There were probably a few moments I wanted to move back to LA (which I hate) especially when my mom would call to tell me about the latest Santa Ana condition (when winds descend from the mountains and warm to a balmy 80 in January). But I didn’t and the roots began to grow in spite of the climate.
I think I was first seduced by the food. Chicago is a great eating town. I love ethnic food and there is so much of it here. My favorites are Indian, Chinese, Japanese, Mexican, Thai and Italian. The Chinese food cannot compare with San Francisco, Seattle or Vancouver but it is pretty tolerable. I’ve also had French, Greek, Vietnamese, Korean, Pakistani, and Ethiopian food here.

Kristoffer's

After food, there is the entertainment, but I’ve always been either too broke or too busy to do more than sample it.
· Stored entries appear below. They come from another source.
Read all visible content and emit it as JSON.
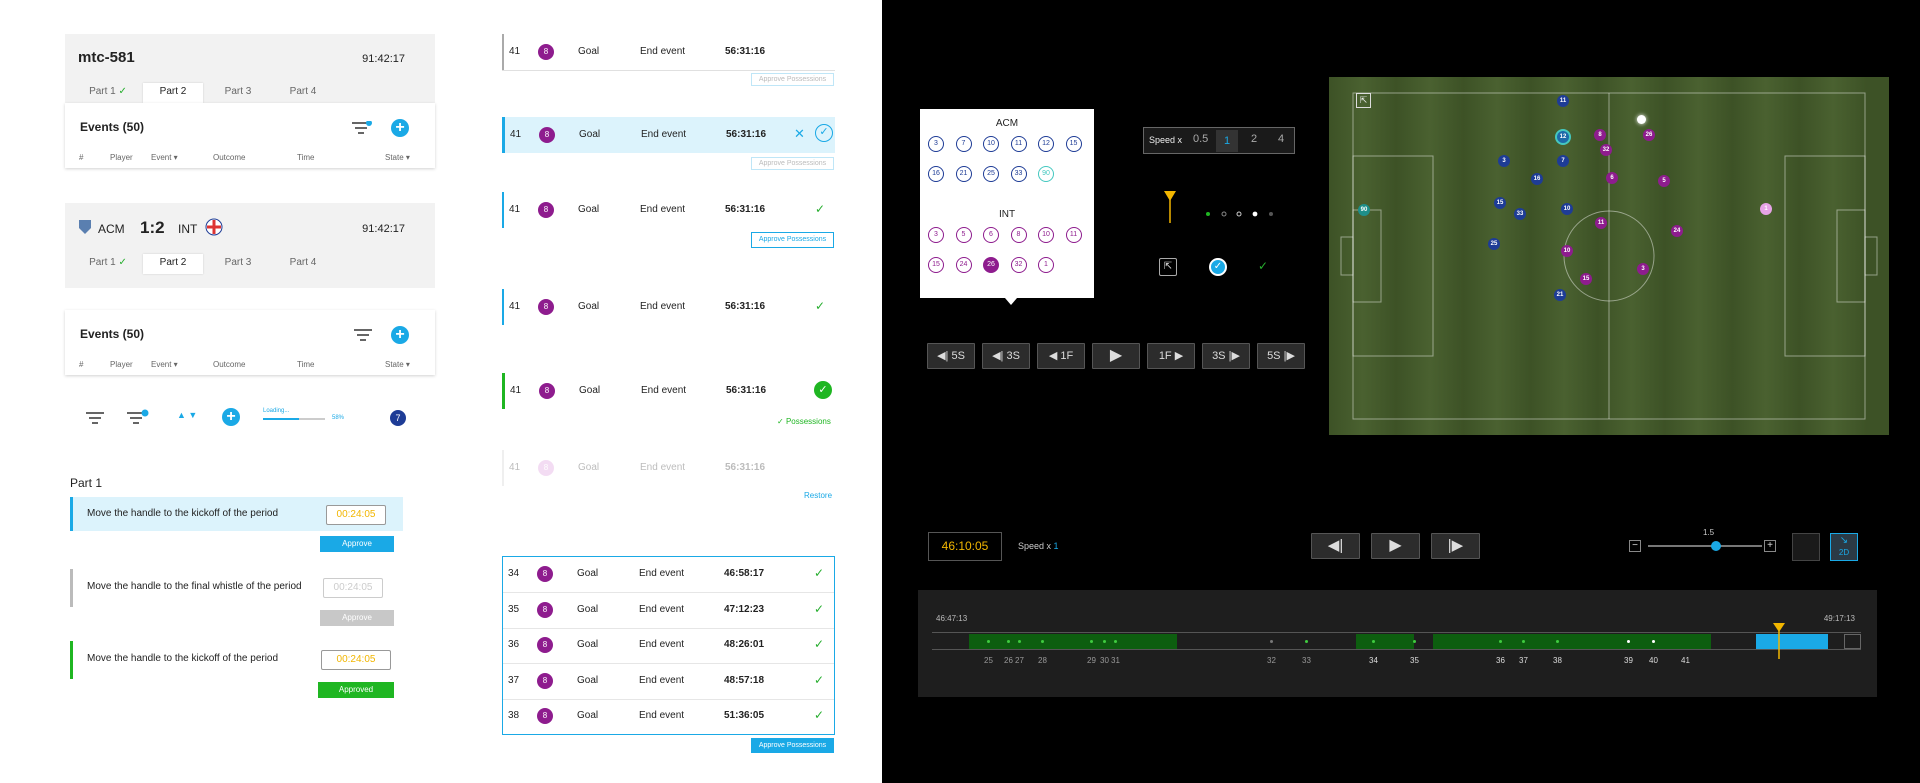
{
  "match1": {
    "id": "mtc-581",
    "clock": "91:42:17",
    "tabs": [
      "Part 1",
      "Part 2",
      "Part 3",
      "Part 4"
    ]
  },
  "match2": {
    "home": "ACM",
    "score": "1:2",
    "away": "INT",
    "clock": "91:42:17",
    "tabs": [
      "Part 1",
      "Part 2",
      "Part 3",
      "Part 4"
    ]
  },
  "events1": {
    "title": "Events (50)",
    "cols": [
      "#",
      "Player",
      "Event ▾",
      "Outcome",
      "Time",
      "State ▾"
    ]
  },
  "events2": {
    "title": "Events (50)",
    "cols": [
      "#",
      "Player",
      "Event ▾",
      "Outcome",
      "Time",
      "State ▾"
    ]
  },
  "toolbar": {
    "loading_label": "Loading...",
    "loading_pct": "58%",
    "loading_fraction": 0.58,
    "badge": "7"
  },
  "part": {
    "title": "Part 1",
    "rows": [
      {
        "text": "Move the handle to the kickoff of the period",
        "time": "00:24:05",
        "button": "Approve"
      },
      {
        "text": "Move the handle to the final whistle of the period",
        "time": "00:24:05",
        "button": "Approve"
      },
      {
        "text": "Move the handle to the kickoff of the period",
        "time": "00:24:05",
        "button": "Approved"
      }
    ]
  },
  "event_cards": [
    {
      "num": "41",
      "player": "8",
      "event": "Goal",
      "outcome": "End event",
      "time": "56:31:16",
      "button": "Approve Possessions"
    },
    {
      "num": "41",
      "player": "8",
      "event": "Goal",
      "outcome": "End event",
      "time": "56:31:16",
      "button": "Approve Possessions"
    },
    {
      "num": "41",
      "player": "8",
      "event": "Goal",
      "outcome": "End event",
      "time": "56:31:16",
      "button": "Approve Possessions"
    },
    {
      "num": "41",
      "player": "8",
      "event": "Goal",
      "outcome": "End event",
      "time": "56:31:16"
    },
    {
      "num": "41",
      "player": "8",
      "event": "Goal",
      "outcome": "End event",
      "time": "56:31:16",
      "status": "Possessions"
    },
    {
      "num": "41",
      "player": "8",
      "event": "Goal",
      "outcome": "End event",
      "time": "56:31:16",
      "link": "Restore"
    }
  ],
  "event_list": {
    "rows": [
      {
        "num": "34",
        "player": "8",
        "event": "Goal",
        "outcome": "End event",
        "time": "46:58:17"
      },
      {
        "num": "35",
        "player": "8",
        "event": "Goal",
        "outcome": "End event",
        "time": "47:12:23"
      },
      {
        "num": "36",
        "player": "8",
        "event": "Goal",
        "outcome": "End event",
        "time": "48:26:01"
      },
      {
        "num": "37",
        "player": "8",
        "event": "Goal",
        "outcome": "End event",
        "time": "48:57:18"
      },
      {
        "num": "38",
        "player": "8",
        "event": "Goal",
        "outcome": "End event",
        "time": "51:36:05"
      }
    ],
    "button": "Approve Possessions"
  },
  "picker": {
    "team1": "ACM",
    "team1_nums": [
      "3",
      "7",
      "10",
      "11",
      "12",
      "15",
      "16",
      "21",
      "25",
      "33",
      "90"
    ],
    "team2": "INT",
    "team2_nums": [
      "3",
      "5",
      "6",
      "8",
      "10",
      "11",
      "15",
      "24",
      "26",
      "32",
      "1"
    ]
  },
  "speed": {
    "label": "Speed x",
    "options": [
      "0.5",
      "1",
      "2",
      "4"
    ],
    "selected": "1"
  },
  "step_buttons": [
    "5S",
    "3S",
    "1F",
    "1F",
    "3S",
    "5S"
  ],
  "player": {
    "time": "46:10:05",
    "speed_label": "Speed x",
    "speed_val": "1",
    "zoom": "1.5",
    "zoom_fraction": 0.6,
    "view": "2D"
  },
  "timeline": {
    "start": "46:47:13",
    "end": "49:17:13",
    "ticks": [
      "25",
      "26",
      "27",
      "28",
      "29",
      "30",
      "31",
      "32",
      "33",
      "34",
      "35",
      "36",
      "37",
      "38",
      "39",
      "40",
      "41"
    ]
  },
  "colors": {
    "accent": "#1aa9e6",
    "green": "#27ae2f",
    "purple": "#8e1c8e",
    "navy": "#1e3c96",
    "gold": "#f2b600"
  }
}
I’ve been to a few plays, a couple of operas, the symphony once in a while, a comedy club—all of which were top-notch but who has the time? The museums are great too but try dragging a three year old into the art museums. More time has been spent in the kid-friendly museums and the occasional zoo trip.
The lake is wonderful. Sadly, it isn’t an ocean. If you close your eyes and hear the sea gulls you can almost pretend it is, but part of you will always know the sea is thousands of miles away. So are the mountains. The lake aside, the geography here leaves a lot to be desired. For geography, you need an airplane.
I like the people here. They are more laid back than most easterners, less materialistic than southern Californians. It is more multi-cultural here than any other place I have lived.
But Chicago really became a passion after I got my camera. I can’t look closely at things without wanting to know more about them. I accumulate knowledge like hoarders accumulate junk, passionately. So if I photograph a building or a work of art, I want to learn more about it. I’ve read books and websites on photography in general and more specifically on Chicago’s neighborhoods, history, art and architecture. I’ve read about its wildflowers and wildlife, its cemeteries and murals. For me the more you know about something the more you want to know. Today and yesterday I had a few minutes free and I drove, largely aimlessly, to and from certain obligatory errands looking at buildings. I now want to know what you call the ornamentation under the eaves of houses and more about neighborhood block clubs. You get my point.

Fixer upper

Fortunately for me blogs and Flickr encourage people with passions like mine so we can swap photos and information and keep our passions alive. And the more pictures I take the more I have to write about. Like this. I look forward to reading about your passions as well. Maybe they will be catching.

3 comments:

p said...

just talking about the variety of food you get to choose from makes me green with envy....vermont is beautiful but the food situation leaves much to be desired.
i love your passion for the city...the picture taking thing is certainly getting more interesting over time.

Anonymous said...

Chicago is a great city with so much to offer. When I was there several years ago a friend & I took a neighborhood tour with the Architectural Society and it was one of the most interesting thing I ever did in Chicago! I have some amazing photos from that tour.

Thanks for sharing!

Tumblewords: said...

Thanks for posting this! I enjoyed seeing Chicago through your eyes...and wonderful photos!